Talking to your children about death
By Swtrose
@Swtrose (3385)
Canada
June 6, 2007 12:41am CST
Conversations with kids about death can be extremely difficult. My daughter was only two when we came home from the hospital without her baby sister. She was three when we took her to the cemetery. We took my son to the cemetery when he was young too. My son was seven and my daughter 11 when my mom died who was like a second mom to my children. Finding the right words to describe death to a young child can be hard. How do you talk to your children about death? I think children need to understand death is part of life and it is not the end for death does not take away memories.
5 people like this
2 responses
@dentidle (293)
• Switzerland
7 Jun 07
My 4 yr old son kisses my father's photo often, but until a few weeks back, he dint ask me where he was? My father passed away years before my son was born.
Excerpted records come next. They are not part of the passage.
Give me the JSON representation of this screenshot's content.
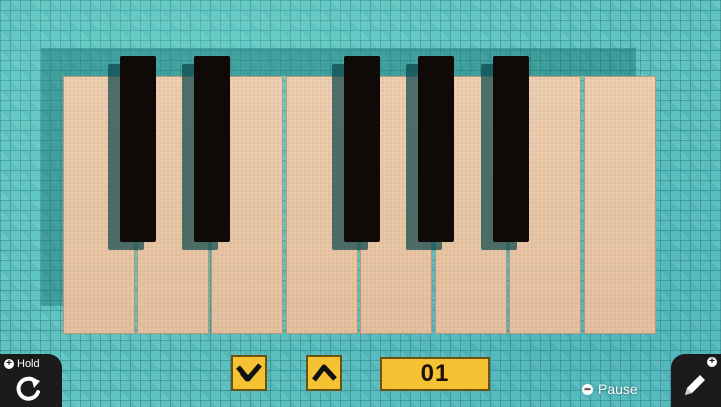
{
  "keyboard": {
    "white_keys": [
      "key-1",
      "key-2",
      "key-3",
      "key-4",
      "key-5",
      "key-6",
      "key-7",
      "key-8"
    ],
    "black_keys": [
      "black-1",
      "black-2",
      "black-3",
      "black-4",
      "black-5"
    ]
  },
  "controls": {
    "down_icon": "check-down-icon",
    "up_icon": "caret-up-icon",
    "counter_value": "01"
  },
  "hold": {
    "label": "Hold",
    "plus": "+",
    "icon": "rotate-icon"
  },
  "edit": {
    "plus": "+",
    "icon": "pencil-icon"
  },
  "pause": {
    "label": "Pause",
    "minus": "−"
  },
  "colors": {
    "background": "#5fc4c0",
    "white_key": "#e9c8a9",
    "black_key": "#0f0a08",
    "button": "#f5c233",
    "corner_panel": "#1b1b1b"
  }
}
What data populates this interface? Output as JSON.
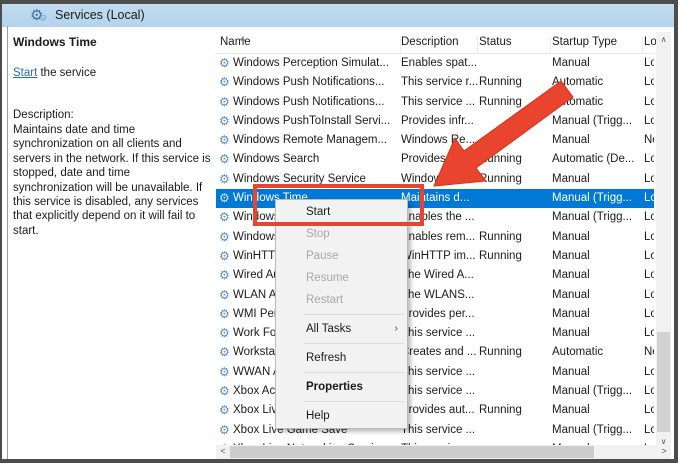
{
  "window": {
    "title": "Services (Local)"
  },
  "colors": {
    "annotation_red": "#e8442e",
    "selection_blue": "#0078d7",
    "band_blue": "#b8d6ee"
  },
  "icons": {
    "services_icon": "⚙",
    "service_gear_icon": "⚙",
    "sort_asc": "∧",
    "scroll_up": "∧",
    "scroll_down": "∨",
    "scroll_left": "<",
    "scroll_right": ">",
    "submenu_arrow": "›"
  },
  "sidebar": {
    "service_name": "Windows Time",
    "action_link": "Start",
    "action_suffix": " the service",
    "description_label": "Description:",
    "description": "Maintains date and time synchronization on all clients and servers in the network. If this service is stopped, date and time synchronization will be unavailable. If this service is disabled, any services that explicitly depend on it will fail to start."
  },
  "list": {
    "columns": [
      "Name",
      "Description",
      "Status",
      "Startup Type",
      "Log"
    ],
    "rows": [
      {
        "name": "Windows Perception Simulat...",
        "desc": "Enables spat...",
        "status": "",
        "startup": "Manual",
        "log": "Loc",
        "selected": false
      },
      {
        "name": "Windows Push Notifications...",
        "desc": "This service r...",
        "status": "Running",
        "startup": "Automatic",
        "log": "Loc",
        "selected": false
      },
      {
        "name": "Windows Push Notifications...",
        "desc": "This service ...",
        "status": "Running",
        "startup": "Automatic",
        "log": "Loc",
        "selected": false
      },
      {
        "name": "Windows PushToInstall Servi...",
        "desc": "Provides infr...",
        "status": "",
        "startup": "Manual (Trigg...",
        "log": "Loc",
        "selected": false
      },
      {
        "name": "Windows Remote Managem...",
        "desc": "Windows Re...",
        "status": "",
        "startup": "Manual",
        "log": "Ne",
        "selected": false
      },
      {
        "name": "Windows Search",
        "desc": "Provides co...",
        "status": "Running",
        "startup": "Automatic (De...",
        "log": "Loc",
        "selected": false
      },
      {
        "name": "Windows Security Service",
        "desc": "Windows Se...",
        "status": "Running",
        "startup": "Manual",
        "log": "Loc",
        "selected": false
      },
      {
        "name": "Windows Time",
        "desc": "Maintains d...",
        "status": "",
        "startup": "Manual (Trigg...",
        "log": "Loc",
        "selected": true
      },
      {
        "name": "Windows Update",
        "desc": "Enables the ...",
        "status": "",
        "startup": "Manual (Trigg...",
        "log": "Loc",
        "selected": false
      },
      {
        "name": "Windows Update Medic Serv...",
        "desc": "Enables rem...",
        "status": "Running",
        "startup": "Manual",
        "log": "Loc",
        "selected": false
      },
      {
        "name": "WinHTTP Web Proxy Auto-D...",
        "desc": "WinHTTP im...",
        "status": "Running",
        "startup": "Manual",
        "log": "Loc",
        "selected": false
      },
      {
        "name": "Wired AutoConfig",
        "desc": "The Wired A...",
        "status": "",
        "startup": "Manual",
        "log": "Loc",
        "selected": false
      },
      {
        "name": "WLAN AutoConfig",
        "desc": "The WLANS...",
        "status": "",
        "startup": "Manual",
        "log": "Loc",
        "selected": false
      },
      {
        "name": "WMI Performance Adapter",
        "desc": "Provides per...",
        "status": "",
        "startup": "Manual",
        "log": "Loc",
        "selected": false
      },
      {
        "name": "Work Folders",
        "desc": "This service ...",
        "status": "",
        "startup": "Manual",
        "log": "Loc",
        "selected": false
      },
      {
        "name": "Workstation",
        "desc": "Creates and ...",
        "status": "Running",
        "startup": "Automatic",
        "log": "Ne",
        "selected": false
      },
      {
        "name": "WWAN AutoConfig",
        "desc": "This service ...",
        "status": "",
        "startup": "Manual",
        "log": "Loc",
        "selected": false
      },
      {
        "name": "Xbox Accessory Manageme...",
        "desc": "This service ...",
        "status": "",
        "startup": "Manual (Trigg...",
        "log": "Loc",
        "selected": false
      },
      {
        "name": "Xbox Live Auth Manager",
        "desc": "Provides aut...",
        "status": "Running",
        "startup": "Manual",
        "log": "Loc",
        "selected": false
      },
      {
        "name": "Xbox Live Game Save",
        "desc": "This service ...",
        "status": "",
        "startup": "Manual (Trigg...",
        "log": "Loc",
        "selected": false
      },
      {
        "name": "Xbox Live Networking Service",
        "desc": "This service ...",
        "status": "",
        "startup": "Manual",
        "log": "Loc",
        "selected": false
      }
    ]
  },
  "context_menu": {
    "items": [
      {
        "label": "Start",
        "enabled": true
      },
      {
        "label": "Stop",
        "enabled": false
      },
      {
        "label": "Pause",
        "enabled": false
      },
      {
        "label": "Resume",
        "enabled": false
      },
      {
        "label": "Restart",
        "enabled": false
      },
      {
        "separator": true
      },
      {
        "label": "All Tasks",
        "enabled": true,
        "submenu": true
      },
      {
        "separator": true
      },
      {
        "label": "Refresh",
        "enabled": true
      },
      {
        "separator": true
      },
      {
        "label": "Properties",
        "enabled": true,
        "bold": true
      },
      {
        "separator": true
      },
      {
        "label": "Help",
        "enabled": true
      }
    ]
  }
}
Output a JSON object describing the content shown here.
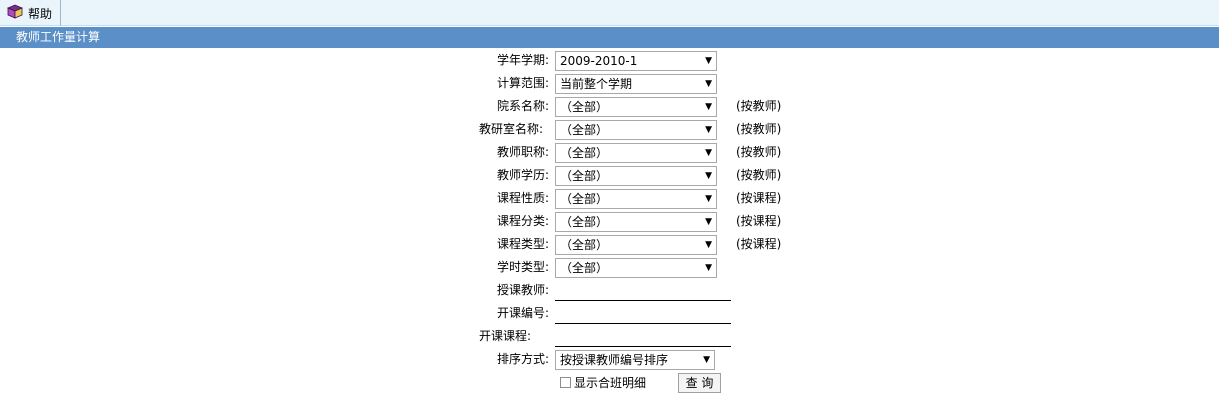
{
  "toolbar": {
    "help_label": "帮助",
    "help_icon": "book-icon"
  },
  "title": "教师工作量计算",
  "fields": {
    "semester": {
      "label": "学年学期:",
      "value": "2009-2010-1"
    },
    "scope": {
      "label": "计算范围:",
      "value": "当前整个学期"
    },
    "department": {
      "label": "院系名称:",
      "value": "（全部）",
      "hint": "(按教师)"
    },
    "office": {
      "label": "教研室名称:",
      "value": "（全部）",
      "hint": "(按教师)"
    },
    "title_rank": {
      "label": "教师职称:",
      "value": "（全部）",
      "hint": "(按教师)"
    },
    "education": {
      "label": "教师学历:",
      "value": "（全部）",
      "hint": "(按教师)"
    },
    "course_nature": {
      "label": "课程性质:",
      "value": "（全部）",
      "hint": "(按课程)"
    },
    "course_category": {
      "label": "课程分类:",
      "value": "（全部）",
      "hint": "(按课程)"
    },
    "course_type": {
      "label": "课程类型:",
      "value": "（全部）",
      "hint": "(按课程)"
    },
    "hour_type": {
      "label": "学时类型:",
      "value": "（全部）"
    },
    "teacher": {
      "label": "授课教师:",
      "value": ""
    },
    "course_no": {
      "label": "开课编号:",
      "value": ""
    },
    "course": {
      "label": "开课课程:",
      "value": ""
    },
    "sort": {
      "label": "排序方式:",
      "value": "按授课教师编号排序"
    }
  },
  "show_detail_label": "显示合班明细",
  "query_label": "查 询",
  "colors": {
    "titlebar": "#5b8fc7",
    "toolbar": "#eaf5fb"
  }
}
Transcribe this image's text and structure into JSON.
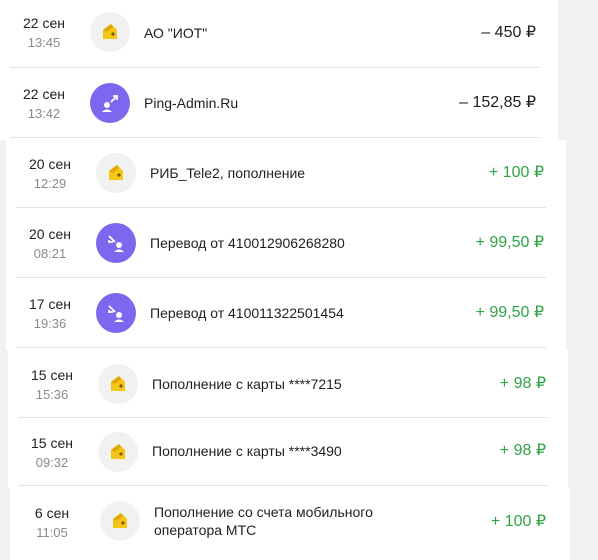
{
  "operations": [
    {
      "day": "22 сен",
      "time": "13:45",
      "title": "АО \"ИОТ\"",
      "amount": "– 450 ₽",
      "icon": "wallet-icon",
      "sign": "negative"
    },
    {
      "day": "22 сен",
      "time": "13:42",
      "title": "Ping-Admin.Ru",
      "amount": "– 152,85 ₽",
      "icon": "outgoing-transfer-icon",
      "sign": "negative"
    },
    {
      "day": "20 сен",
      "time": "12:29",
      "title": "РИБ_Tele2, пополнение",
      "amount": "+ 100 ₽",
      "icon": "wallet-icon",
      "sign": "positive"
    },
    {
      "day": "20 сен",
      "time": "08:21",
      "title": "Перевод от 410012906268280",
      "amount": "+ 99,50 ₽",
      "icon": "incoming-transfer-icon",
      "sign": "positive"
    },
    {
      "day": "17 сен",
      "time": "19:36",
      "title": "Перевод от 410011322501454",
      "amount": "+ 99,50 ₽",
      "icon": "incoming-transfer-icon",
      "sign": "positive"
    },
    {
      "day": "15 сен",
      "time": "15:36",
      "title": "Пополнение с карты ****7215",
      "amount": "+ 98 ₽",
      "icon": "wallet-icon",
      "sign": "positive"
    },
    {
      "day": "15 сен",
      "time": "09:32",
      "title": "Пополнение с карты ****3490",
      "amount": "+ 98 ₽",
      "icon": "wallet-icon",
      "sign": "positive"
    },
    {
      "day": "6 сен",
      "time": "11:05",
      "title": "Пополнение со счета мобильного оператора МТС",
      "amount": "+ 100 ₽",
      "icon": "wallet-icon",
      "sign": "positive"
    }
  ],
  "colors": {
    "positive": "#2ea447",
    "negative": "#1f1f1f",
    "transfer_icon_bg": "#7b68ee",
    "wallet_yellow": "#f5c518"
  }
}
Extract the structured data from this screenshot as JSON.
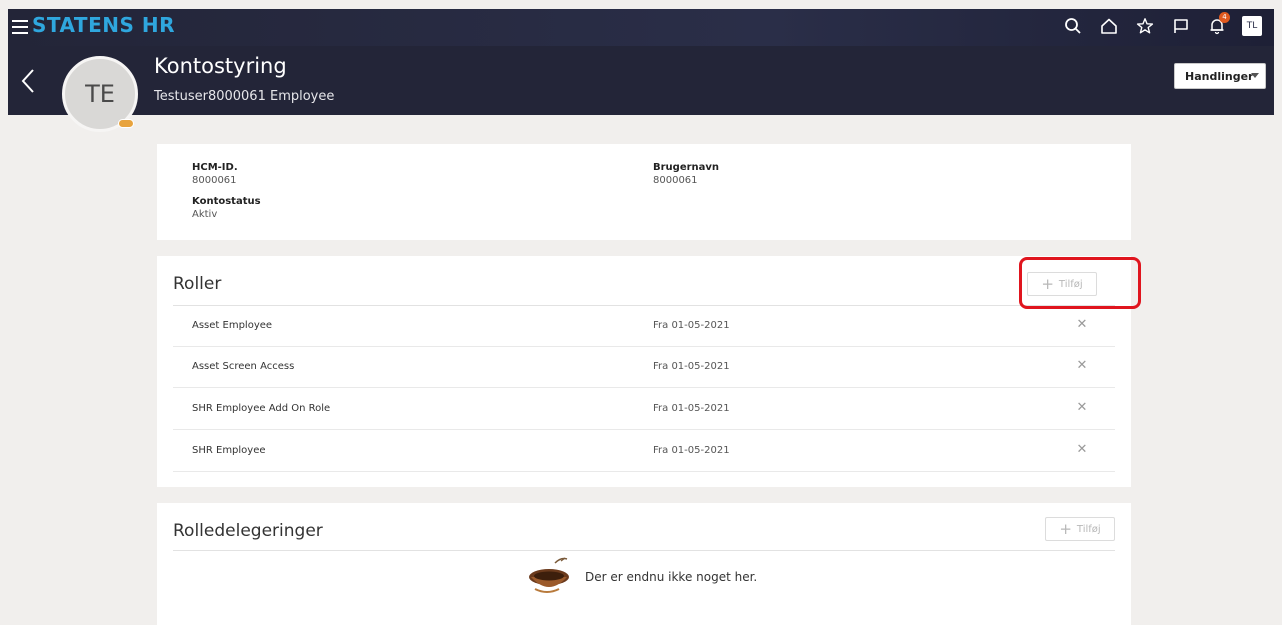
{
  "header": {
    "brand": "STATENS HR",
    "user_initials": "TL",
    "notification_count": "4"
  },
  "page": {
    "title": "Kontostyring",
    "subtitle": "Testuser8000061 Employee",
    "avatar_initials": "TE",
    "actions_label": "Handlinger"
  },
  "info": {
    "hcm_label": "HCM-ID.",
    "hcm_value": "8000061",
    "username_label": "Brugernavn",
    "username_value": "8000061",
    "status_label": "Kontostatus",
    "status_value": "Aktiv"
  },
  "roles": {
    "title": "Roller",
    "add_label": "Tilføj",
    "items": [
      {
        "name": "Asset Employee",
        "date": "Fra 01-05-2021"
      },
      {
        "name": "Asset Screen Access",
        "date": "Fra 01-05-2021"
      },
      {
        "name": "SHR Employee Add On Role",
        "date": "Fra 01-05-2021"
      },
      {
        "name": "SHR Employee",
        "date": "Fra 01-05-2021"
      }
    ]
  },
  "delegations": {
    "title": "Rolledelegeringer",
    "add_label": "Tilføj",
    "empty_text": "Der er endnu ikke noget her."
  },
  "colors": {
    "brand": "#2fa7de",
    "header_bg": "#232538",
    "highlight": "#e0151e"
  }
}
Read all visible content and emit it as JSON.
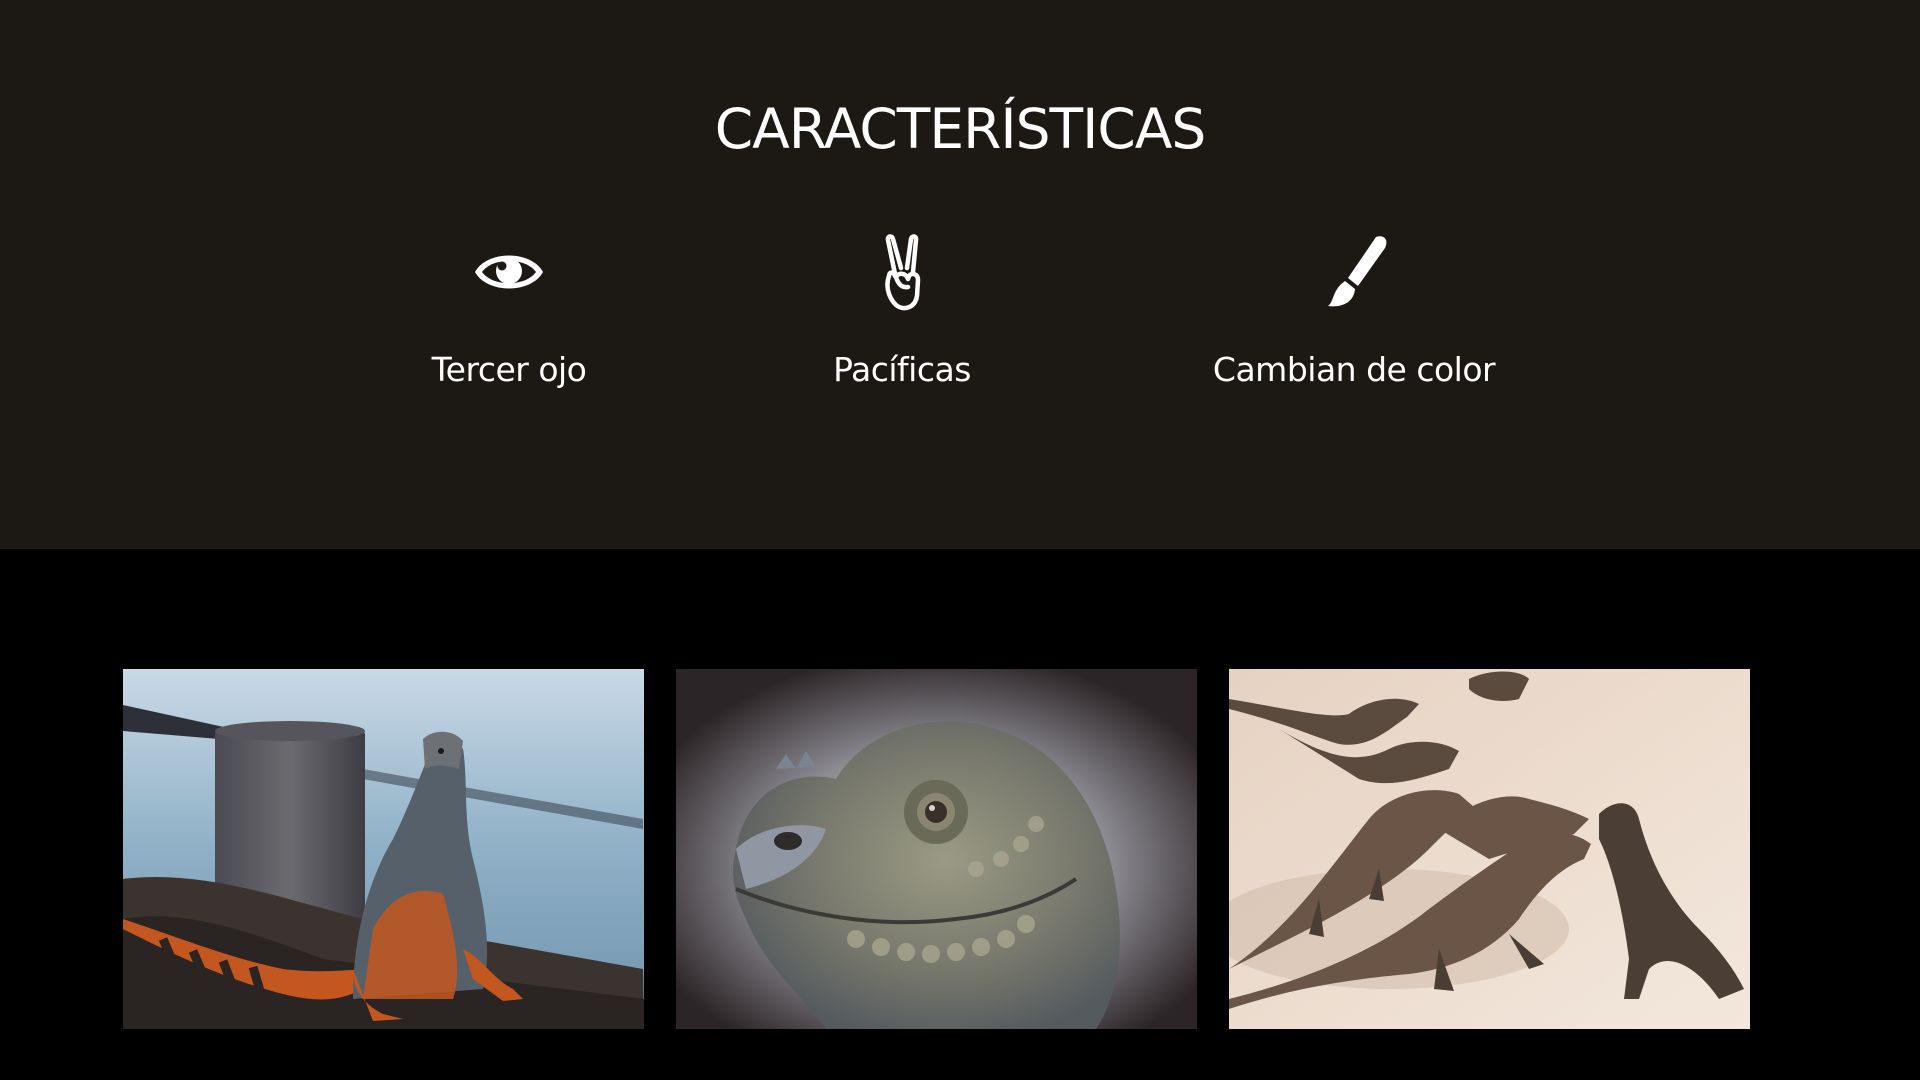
{
  "features": {
    "title": "CARACTERÍSTICAS",
    "background": "#1c1814",
    "items": [
      {
        "icon": "eye-icon",
        "label": "Tercer ojo"
      },
      {
        "icon": "peace-hand-icon",
        "label": "Pacíficas"
      },
      {
        "icon": "paintbrush-icon",
        "label": "Cambian de color"
      }
    ]
  },
  "gallery": {
    "background": "#000000",
    "photos": [
      {
        "subject": "orange-striped iguana on rocks by the water"
      },
      {
        "subject": "close-up of a grey iguana head"
      },
      {
        "subject": "group of iguanas on sand"
      }
    ]
  }
}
One fine day after kissing his photo he asked me why he dint come home. I told him that he has gone to Jesus and He has decided to stay with Jesus and will never come back, Seeing the disappointment in his face, i added Your grandpa is there with Jesus to pray for your well being. He is convinced a bit, but still confused.
@tina12679 (1126)
• United States
7 Jun 07
this is something that has been comeing up alot lately. my children are asking about it. We passed a cemetary the other day and my 6 year old wanted to know what all the bigg roks were doing and why did they have writing on them, not really sure what to say i tried to explain that, that was where they put people after they have passed away and then i had to explain that and then there were just so many more questions that i was tryin to wxplain in terms that my 6 year old and 4 year old could understand. it was hard, they know that both my father and my husbands are no longer with us but in a better place where where they are always watching over us and that just because they are not here and we cant see them does not mean that they do not love us and that we cannot love them, then from time to time they will say we miss our grandpa and want to see him, they acaully never met him but have seen lots of pictures. My husband even still has his fathers ashes, and thay are on a shelf along with his medals from Veitnam and his flag in our living room so that was another explaination that we had to come up with tho give them how their grandpa was able to fit into the urn. Is there an easy way to expain? am i myself doing it the right way? are questions i ask myself all the time after talking about it with them.